We are also wondering if selective catheterization can be coded with the intervention?

Cardiac arrest during MI revascularization procedure

If a patient develops ventricular fibrillation during MI revascularization and has to be converted multiple times to restore sinus rhythm, is there anything I can code for that?

IVC draining to LA, repaired with prior ASD patch adjustment, how to code?

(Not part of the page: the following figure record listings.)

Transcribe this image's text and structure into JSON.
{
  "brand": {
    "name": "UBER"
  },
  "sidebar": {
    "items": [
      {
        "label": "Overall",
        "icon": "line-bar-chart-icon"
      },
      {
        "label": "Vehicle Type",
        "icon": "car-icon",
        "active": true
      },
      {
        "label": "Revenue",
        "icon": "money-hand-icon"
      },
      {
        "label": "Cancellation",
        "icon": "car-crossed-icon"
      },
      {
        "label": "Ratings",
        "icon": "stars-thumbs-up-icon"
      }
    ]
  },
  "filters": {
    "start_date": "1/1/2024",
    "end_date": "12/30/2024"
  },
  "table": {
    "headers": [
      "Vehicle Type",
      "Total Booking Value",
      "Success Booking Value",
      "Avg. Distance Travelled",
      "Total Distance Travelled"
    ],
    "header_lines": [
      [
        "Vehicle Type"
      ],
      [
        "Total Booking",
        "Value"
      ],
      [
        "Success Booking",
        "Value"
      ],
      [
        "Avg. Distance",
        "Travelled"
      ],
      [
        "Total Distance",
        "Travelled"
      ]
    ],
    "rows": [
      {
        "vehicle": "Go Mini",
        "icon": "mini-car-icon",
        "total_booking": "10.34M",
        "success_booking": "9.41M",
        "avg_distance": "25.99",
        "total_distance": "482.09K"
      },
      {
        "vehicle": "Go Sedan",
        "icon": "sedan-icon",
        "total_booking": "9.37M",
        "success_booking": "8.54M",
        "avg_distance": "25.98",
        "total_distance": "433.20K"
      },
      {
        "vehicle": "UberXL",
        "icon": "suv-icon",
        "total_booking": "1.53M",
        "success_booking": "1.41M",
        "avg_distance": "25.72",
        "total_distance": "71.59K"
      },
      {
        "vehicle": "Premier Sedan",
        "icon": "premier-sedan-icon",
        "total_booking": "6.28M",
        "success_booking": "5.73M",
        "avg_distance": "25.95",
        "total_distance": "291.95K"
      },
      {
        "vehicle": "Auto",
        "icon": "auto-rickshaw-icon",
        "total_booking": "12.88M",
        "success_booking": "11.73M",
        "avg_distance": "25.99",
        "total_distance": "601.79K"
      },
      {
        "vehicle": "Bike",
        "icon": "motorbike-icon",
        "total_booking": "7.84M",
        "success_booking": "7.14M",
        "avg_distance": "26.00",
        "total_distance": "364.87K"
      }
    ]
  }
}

Background: Newborn with supracadiac TAPVR and ASD had surgical repair by anastomosing common pulmonary vein confluence to the LA. Residual malaligned atrial septal tissue was resected, and ASD was closed with a patch, very carefully aligned along the ridge of the resected septal tissue. Two days later echo showed IVC draining into the LA. Surgeon explored the anatomy very carefully and determined that the IVC to LA was truly a congenital anomaly and not an iatrogenic redirection from the previous ASD patch. Second surgery: “I removed the suture line from the ASD patch, excised the lower part of the atrial septum all the way down to the IVC opening, and then excised the residual separation between the IVC and the right atrium all the way down below the level of the coronary sinus. Then, I sutured the ASD patch posteriorly onto the left atrial wall using 7-0 Prolene continuous suture. With this, the IVC was clearly now on the right side, and then I closed the right atrium with 6-0 Prolene continuous suture in two layers.” How would you code the second surgery?

Reposition indwelling abscess drain

Our physician completed a successful ultrasound-guided repositioning of an indwelling abscess drain. Patient came in for drain placement, but the existing drain just needed repositioning. Would you agree that the appropriate code would be 49406, with modifier -52 for reduced service?

Can 32097 be billed with 32220?

Our provider did a thoracoromy with decortication of the left upper and left lower lung for fibrothorax. He also did a left upper lung wedge biopsy because of abnormality seen on CT scan (pathology report came back as inflammation tissue). Can 32097 and 32220 be billed here?